The Food Pantry team did everything they could think of to drive awareness and giving. The team reached out to past Food Pantry financial supporters, local businesses, community and service groups, the faith community, leveraged Giving Tuesday, handed out as many 100 Grand candy bars as they could get their hands on and even worked with the Chowan Herald to publish weekly progress reports on the challenge campaign to keep the community engaged.

Thanks to the challenge campaign, the community has a new level of awareness of the Food Pantry. “The campaign gave us the opportunity to talk to people in the community about what exactly goes on at the Pantry,” Howell said. “It was wonderful to see people start to understand what the goal and the mission of the Pantry is and who we serve.”

Pictured is Philips addressing the local community.After four months of efforts across the community, the Food Pantry successfully raised $147,000 and earned the full $100,000 match from Philips’ family foundation, the 4 Others Foundation.

Coleman credits the success to many, but maintains that the credit is due to the entire community, not just the Food Pantry. “Our annual budget is just over $100,000 and we raised over $140,000 for the endowment,” he said. “That says more about Edenton and Chowan County’s generosity than anything else.”

The support of the Philips family was instrumental, according to the entire Food Pantry team. “Dr. John Philips and his daughter who heads the family foundation, Jill Swisher, were more than supportive every step of the way,” Coleman said. “We couldn’t have done this without them.”

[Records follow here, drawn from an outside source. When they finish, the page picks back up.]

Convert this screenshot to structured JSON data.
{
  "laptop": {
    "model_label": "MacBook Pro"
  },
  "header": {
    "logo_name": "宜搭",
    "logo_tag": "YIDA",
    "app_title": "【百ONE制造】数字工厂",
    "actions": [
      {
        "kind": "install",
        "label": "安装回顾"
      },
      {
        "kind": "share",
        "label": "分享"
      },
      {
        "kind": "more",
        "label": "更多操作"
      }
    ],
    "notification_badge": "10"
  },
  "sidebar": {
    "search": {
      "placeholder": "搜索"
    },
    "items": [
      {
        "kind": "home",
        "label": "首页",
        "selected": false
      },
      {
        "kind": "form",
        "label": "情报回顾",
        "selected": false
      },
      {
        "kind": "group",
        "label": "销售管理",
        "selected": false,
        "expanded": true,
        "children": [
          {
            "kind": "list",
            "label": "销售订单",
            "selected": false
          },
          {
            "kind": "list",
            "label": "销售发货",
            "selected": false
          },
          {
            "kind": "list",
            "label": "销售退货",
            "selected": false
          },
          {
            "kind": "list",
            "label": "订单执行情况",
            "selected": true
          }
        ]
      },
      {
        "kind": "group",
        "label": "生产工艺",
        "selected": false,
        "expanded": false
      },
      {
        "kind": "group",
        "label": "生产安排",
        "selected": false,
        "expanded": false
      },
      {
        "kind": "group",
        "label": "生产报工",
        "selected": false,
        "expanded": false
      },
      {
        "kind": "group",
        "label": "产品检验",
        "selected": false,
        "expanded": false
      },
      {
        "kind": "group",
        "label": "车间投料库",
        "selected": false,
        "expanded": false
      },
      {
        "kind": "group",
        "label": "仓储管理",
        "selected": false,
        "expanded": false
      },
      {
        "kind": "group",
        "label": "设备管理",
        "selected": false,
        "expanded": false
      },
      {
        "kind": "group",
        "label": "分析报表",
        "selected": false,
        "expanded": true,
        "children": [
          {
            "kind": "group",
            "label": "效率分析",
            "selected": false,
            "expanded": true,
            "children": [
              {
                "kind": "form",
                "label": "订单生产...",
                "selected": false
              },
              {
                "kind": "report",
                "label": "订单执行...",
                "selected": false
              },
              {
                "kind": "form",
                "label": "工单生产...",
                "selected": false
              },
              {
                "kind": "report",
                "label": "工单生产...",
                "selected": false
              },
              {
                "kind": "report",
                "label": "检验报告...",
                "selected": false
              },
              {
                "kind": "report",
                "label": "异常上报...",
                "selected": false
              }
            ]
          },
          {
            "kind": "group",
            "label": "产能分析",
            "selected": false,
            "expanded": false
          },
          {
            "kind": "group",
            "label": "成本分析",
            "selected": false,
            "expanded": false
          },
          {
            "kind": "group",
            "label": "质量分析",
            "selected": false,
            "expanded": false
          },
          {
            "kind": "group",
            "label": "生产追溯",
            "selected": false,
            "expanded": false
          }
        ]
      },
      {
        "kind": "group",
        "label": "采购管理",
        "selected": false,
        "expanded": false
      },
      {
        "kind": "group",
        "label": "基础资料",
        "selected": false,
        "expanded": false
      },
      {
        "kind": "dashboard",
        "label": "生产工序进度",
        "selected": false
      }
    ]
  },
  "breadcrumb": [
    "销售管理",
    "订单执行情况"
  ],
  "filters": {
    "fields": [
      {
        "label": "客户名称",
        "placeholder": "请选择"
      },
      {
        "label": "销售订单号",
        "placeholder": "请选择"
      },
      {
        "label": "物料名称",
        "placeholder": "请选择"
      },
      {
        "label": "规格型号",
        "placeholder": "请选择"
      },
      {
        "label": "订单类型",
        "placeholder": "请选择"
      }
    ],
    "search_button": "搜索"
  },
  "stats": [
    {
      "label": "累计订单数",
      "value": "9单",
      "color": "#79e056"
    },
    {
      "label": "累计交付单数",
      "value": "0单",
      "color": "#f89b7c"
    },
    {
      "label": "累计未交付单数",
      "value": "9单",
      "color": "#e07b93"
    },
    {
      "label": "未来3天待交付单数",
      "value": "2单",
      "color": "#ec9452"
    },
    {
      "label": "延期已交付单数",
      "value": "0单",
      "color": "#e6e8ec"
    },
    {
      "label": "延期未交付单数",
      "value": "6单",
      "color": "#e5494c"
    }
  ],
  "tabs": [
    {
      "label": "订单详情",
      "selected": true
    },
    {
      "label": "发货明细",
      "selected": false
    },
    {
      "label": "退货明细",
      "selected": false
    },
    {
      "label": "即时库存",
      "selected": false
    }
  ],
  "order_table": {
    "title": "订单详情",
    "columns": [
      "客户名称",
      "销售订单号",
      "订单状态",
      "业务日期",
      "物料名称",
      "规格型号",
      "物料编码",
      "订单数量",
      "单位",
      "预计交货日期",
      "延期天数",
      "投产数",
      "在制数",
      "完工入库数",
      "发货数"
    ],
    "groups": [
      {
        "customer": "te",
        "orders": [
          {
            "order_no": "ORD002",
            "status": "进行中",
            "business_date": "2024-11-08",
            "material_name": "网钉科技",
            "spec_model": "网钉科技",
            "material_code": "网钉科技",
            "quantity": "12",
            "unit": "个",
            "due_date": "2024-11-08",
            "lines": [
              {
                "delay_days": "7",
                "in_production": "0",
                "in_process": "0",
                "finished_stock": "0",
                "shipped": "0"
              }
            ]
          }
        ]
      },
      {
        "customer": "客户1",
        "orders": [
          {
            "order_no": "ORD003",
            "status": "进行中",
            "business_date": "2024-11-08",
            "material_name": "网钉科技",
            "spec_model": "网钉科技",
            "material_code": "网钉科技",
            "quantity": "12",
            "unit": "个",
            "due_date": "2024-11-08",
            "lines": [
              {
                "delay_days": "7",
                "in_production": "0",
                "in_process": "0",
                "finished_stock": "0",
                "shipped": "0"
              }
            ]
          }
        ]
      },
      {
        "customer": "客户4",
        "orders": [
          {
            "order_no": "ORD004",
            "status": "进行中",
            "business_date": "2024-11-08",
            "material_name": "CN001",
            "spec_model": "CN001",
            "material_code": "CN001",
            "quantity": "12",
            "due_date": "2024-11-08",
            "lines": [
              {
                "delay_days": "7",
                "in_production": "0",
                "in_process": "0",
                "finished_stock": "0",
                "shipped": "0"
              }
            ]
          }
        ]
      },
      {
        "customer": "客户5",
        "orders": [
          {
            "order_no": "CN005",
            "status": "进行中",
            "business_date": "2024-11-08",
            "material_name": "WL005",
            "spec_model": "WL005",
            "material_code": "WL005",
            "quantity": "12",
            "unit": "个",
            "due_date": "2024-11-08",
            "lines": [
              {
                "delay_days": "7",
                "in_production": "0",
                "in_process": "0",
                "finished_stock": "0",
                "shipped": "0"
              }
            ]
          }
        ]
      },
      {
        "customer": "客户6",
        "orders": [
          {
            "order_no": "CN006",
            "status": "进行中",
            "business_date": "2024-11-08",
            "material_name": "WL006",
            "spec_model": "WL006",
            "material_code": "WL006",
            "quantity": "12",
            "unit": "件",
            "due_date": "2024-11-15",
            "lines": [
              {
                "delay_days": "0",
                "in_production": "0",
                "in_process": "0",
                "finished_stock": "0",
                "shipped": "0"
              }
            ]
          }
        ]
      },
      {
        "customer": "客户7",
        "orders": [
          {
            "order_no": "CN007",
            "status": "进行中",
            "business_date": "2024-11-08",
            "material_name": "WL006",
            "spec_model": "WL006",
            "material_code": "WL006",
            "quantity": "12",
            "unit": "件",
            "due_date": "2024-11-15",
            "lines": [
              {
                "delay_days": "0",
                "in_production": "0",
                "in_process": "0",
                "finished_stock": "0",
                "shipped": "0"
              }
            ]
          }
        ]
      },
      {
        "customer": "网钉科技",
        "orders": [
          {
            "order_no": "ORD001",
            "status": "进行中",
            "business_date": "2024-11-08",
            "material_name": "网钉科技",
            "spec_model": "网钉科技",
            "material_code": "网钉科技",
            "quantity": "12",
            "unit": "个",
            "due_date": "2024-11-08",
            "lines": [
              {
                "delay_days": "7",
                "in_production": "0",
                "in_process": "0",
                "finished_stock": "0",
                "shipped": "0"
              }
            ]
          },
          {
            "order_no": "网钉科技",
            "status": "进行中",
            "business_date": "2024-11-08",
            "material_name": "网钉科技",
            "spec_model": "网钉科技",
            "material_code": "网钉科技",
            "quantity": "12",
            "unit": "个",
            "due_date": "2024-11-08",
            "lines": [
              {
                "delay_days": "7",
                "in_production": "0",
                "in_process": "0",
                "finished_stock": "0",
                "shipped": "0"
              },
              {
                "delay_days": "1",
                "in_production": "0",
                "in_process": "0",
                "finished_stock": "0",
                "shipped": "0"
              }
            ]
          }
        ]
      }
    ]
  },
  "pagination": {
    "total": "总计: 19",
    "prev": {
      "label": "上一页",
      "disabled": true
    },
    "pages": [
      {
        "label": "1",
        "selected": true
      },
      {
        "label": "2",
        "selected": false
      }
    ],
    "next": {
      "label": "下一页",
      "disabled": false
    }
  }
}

The Food Pantry hosted a community celebration to mark the campaign’s success. Philips came to town for the occasion, with one small request. Swisher wanted him to take her son, his grandson, to the old-time soda shop and drug store he loved so much to share a grilled cheese sandwich and milkshake.

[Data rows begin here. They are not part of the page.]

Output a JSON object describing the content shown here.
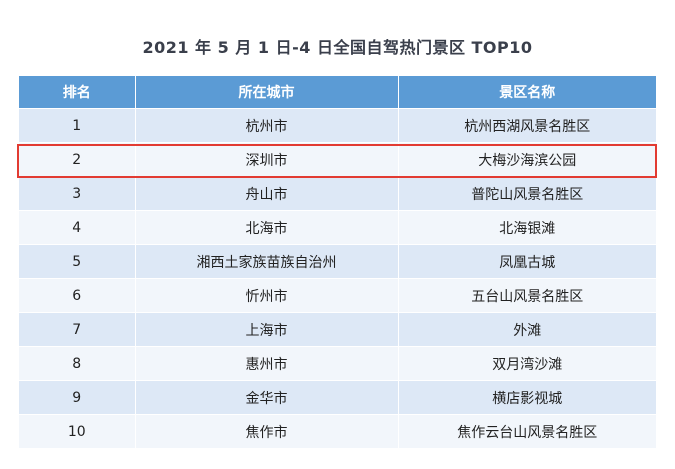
{
  "title": "2021 年 5 月 1 日-4 日全国自驾热门景区 TOP10",
  "table": {
    "headers": [
      "排名",
      "所在城市",
      "景区名称"
    ],
    "rows": [
      {
        "rank": "1",
        "city": "杭州市",
        "scenic": "杭州西湖风景名胜区"
      },
      {
        "rank": "2",
        "city": "深圳市",
        "scenic": "大梅沙海滨公园"
      },
      {
        "rank": "3",
        "city": "舟山市",
        "scenic": "普陀山风景名胜区"
      },
      {
        "rank": "4",
        "city": "北海市",
        "scenic": "北海银滩"
      },
      {
        "rank": "5",
        "city": "湘西土家族苗族自治州",
        "scenic": "凤凰古城"
      },
      {
        "rank": "6",
        "city": "忻州市",
        "scenic": "五台山风景名胜区"
      },
      {
        "rank": "7",
        "city": "上海市",
        "scenic": "外滩"
      },
      {
        "rank": "8",
        "city": "惠州市",
        "scenic": "双月湾沙滩"
      },
      {
        "rank": "9",
        "city": "金华市",
        "scenic": "横店影视城"
      },
      {
        "rank": "10",
        "city": "焦作市",
        "scenic": "焦作云台山风景名胜区"
      }
    ],
    "highlighted_row": 2
  },
  "colors": {
    "header_bg": "#5b9bd5",
    "row_odd": "#dde8f6",
    "row_even": "#f2f6fb",
    "highlight_border": "#e23b32"
  }
}
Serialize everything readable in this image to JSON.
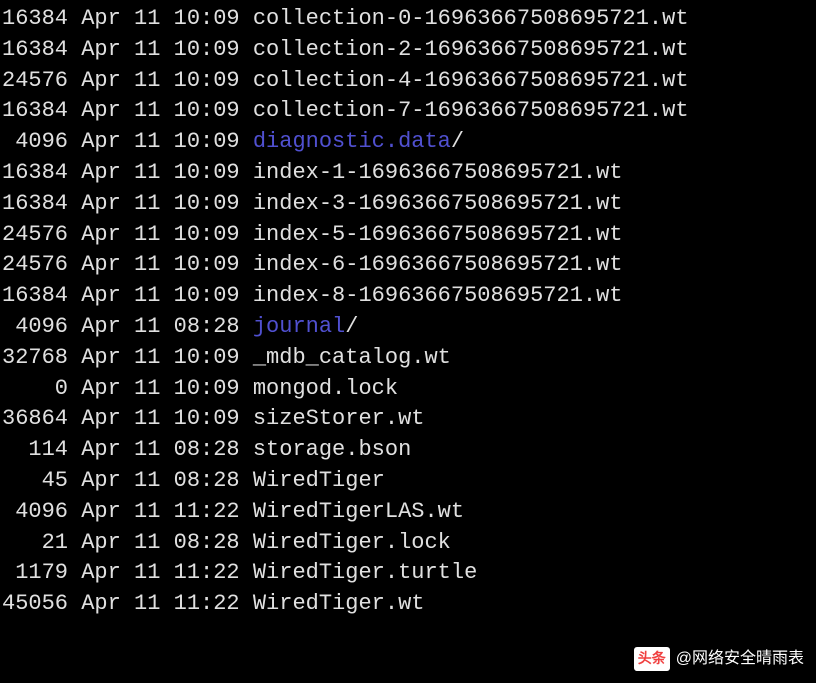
{
  "listing": [
    {
      "size": "16384",
      "month": "Apr",
      "day": "11",
      "time": "10:09",
      "name": "collection-0-16963667508695721.wt",
      "type": "file"
    },
    {
      "size": "16384",
      "month": "Apr",
      "day": "11",
      "time": "10:09",
      "name": "collection-2-16963667508695721.wt",
      "type": "file"
    },
    {
      "size": "24576",
      "month": "Apr",
      "day": "11",
      "time": "10:09",
      "name": "collection-4-16963667508695721.wt",
      "type": "file"
    },
    {
      "size": "16384",
      "month": "Apr",
      "day": "11",
      "time": "10:09",
      "name": "collection-7-16963667508695721.wt",
      "type": "file"
    },
    {
      "size": "4096",
      "month": "Apr",
      "day": "11",
      "time": "10:09",
      "name": "diagnostic.data",
      "type": "dir"
    },
    {
      "size": "16384",
      "month": "Apr",
      "day": "11",
      "time": "10:09",
      "name": "index-1-16963667508695721.wt",
      "type": "file"
    },
    {
      "size": "16384",
      "month": "Apr",
      "day": "11",
      "time": "10:09",
      "name": "index-3-16963667508695721.wt",
      "type": "file"
    },
    {
      "size": "24576",
      "month": "Apr",
      "day": "11",
      "time": "10:09",
      "name": "index-5-16963667508695721.wt",
      "type": "file"
    },
    {
      "size": "24576",
      "month": "Apr",
      "day": "11",
      "time": "10:09",
      "name": "index-6-16963667508695721.wt",
      "type": "file"
    },
    {
      "size": "16384",
      "month": "Apr",
      "day": "11",
      "time": "10:09",
      "name": "index-8-16963667508695721.wt",
      "type": "file"
    },
    {
      "size": "4096",
      "month": "Apr",
      "day": "11",
      "time": "08:28",
      "name": "journal",
      "type": "dir"
    },
    {
      "size": "32768",
      "month": "Apr",
      "day": "11",
      "time": "10:09",
      "name": "_mdb_catalog.wt",
      "type": "file"
    },
    {
      "size": "0",
      "month": "Apr",
      "day": "11",
      "time": "10:09",
      "name": "mongod.lock",
      "type": "file"
    },
    {
      "size": "36864",
      "month": "Apr",
      "day": "11",
      "time": "10:09",
      "name": "sizeStorer.wt",
      "type": "file"
    },
    {
      "size": "114",
      "month": "Apr",
      "day": "11",
      "time": "08:28",
      "name": "storage.bson",
      "type": "file"
    },
    {
      "size": "45",
      "month": "Apr",
      "day": "11",
      "time": "08:28",
      "name": "WiredTiger",
      "type": "file"
    },
    {
      "size": "4096",
      "month": "Apr",
      "day": "11",
      "time": "11:22",
      "name": "WiredTigerLAS.wt",
      "type": "file"
    },
    {
      "size": "21",
      "month": "Apr",
      "day": "11",
      "time": "08:28",
      "name": "WiredTiger.lock",
      "type": "file"
    },
    {
      "size": "1179",
      "month": "Apr",
      "day": "11",
      "time": "11:22",
      "name": "WiredTiger.turtle",
      "type": "file"
    },
    {
      "size": "45056",
      "month": "Apr",
      "day": "11",
      "time": "11:22",
      "name": "WiredTiger.wt",
      "type": "file"
    }
  ],
  "watermark": {
    "logo": "头条",
    "handle": "@网络安全晴雨表"
  }
}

The iconic soda shop opened especially for them on a Sunday so Philips and his grandson could experience a piece of family history. “It was so special to see Dr. Philips and his grandson sitting there at the counter sharing a sandwich,” Coleman said. “It was a moment to remember what this is all about, our community.”

The day was a very special one for the Philips family. "Attending the celebration of the creation of the Food Pantry, its 35th birthday and the success of the campaign was such an honor for my family and me,” Philips said. “We were very proud to have had the privilege to not only attend, but to help start the process for the endowment fund, which will allow the great works of this already established, wonderful and necessary program to continue."

Pictured (left to right) are: First row: Coleman, Philips and Vaughan; Second row: Pam Phillips, Parker Swisher and Jill Swisher enjoying the community celebration culminating the successful completion of the 100 Grand Challenge.

Philips hopes his gift will have an impact that continues for years to come. “I hope my matching gift will expand exponentially by increasing the exposure and spreading the data about the increasing and alarming needs for food to more North Carolinians.  Edenton people really care about each other, which can seem rare in the world today, and I hope that this will resonate with many others, near and far.”

For Peel, the partnership with the Food Pantry is one she’s very proud of. “I’m so grateful to know that two years ago the idea was sparked at a community roundtable,” she said. “It’s so wonderful to see our partnership continue to grow as the Food Pantry’s endowment grows.”

Howell and the entire Food Pantry team see the Pantry and its endowment fund as essential to their community. “The Pantry is a blessing to our community,” she said. “The endowment is just one of the ways we’ve brought people together.”